I taught this second year BSc economics course in Tilburg from 2010-11 to 2016-2017. I taught a similar course at the University of Chicago in 2000-01 (Econ 210). It provides an introduction to econometric methods, with a strong emphasis on the application of these methods in applied economic research.

In the first half of the course, students first acquire a basic understanding of the nature of empirical research and the possibilities and limitations of econometric methods. Then, they study the basics of one of econometrics’ key tools, linear regression analysis of cross-sectional data. Along the way, students are introduced to the software package Stata and econometric methods are illustrated with empirical examples and empirical exercises.

In the second half of the course, more advanced topics, including regression analysis with heteroskedastic and autocorrelated data, causal inference, instrumental variables estimation, and simultaneous equations models are studied.

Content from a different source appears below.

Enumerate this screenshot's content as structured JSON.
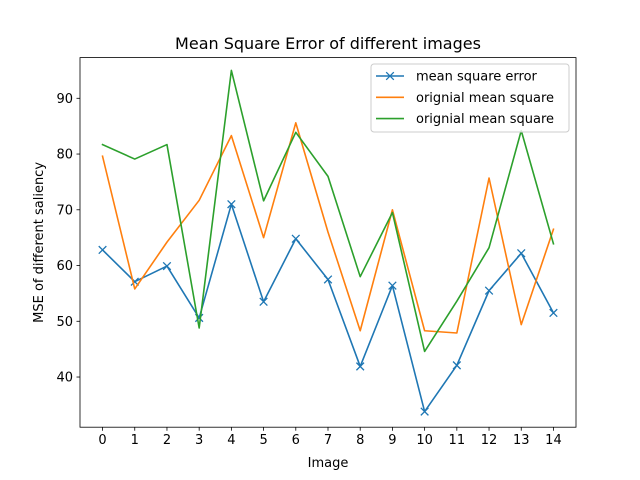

In addition, students are guided in writing a small research paper in empirical economics.

Students who have successfully completed this course have a good grasp of basic techniques of empirical economics, including linear regression and instrumental variables estimation. They are able to apply these techniques using the software package Stata, in applied economic research leading to a term paper or a BSc thesis. They are well prepared to study more advanced topics in applied econometrics, such as the analysis of time series data and panel data and latent variable models.

The course uses

  • Jeffrey Wooldridge (2016), Introductory Econometrics. A Modern Approach, Sixth edition, Cengage Learning.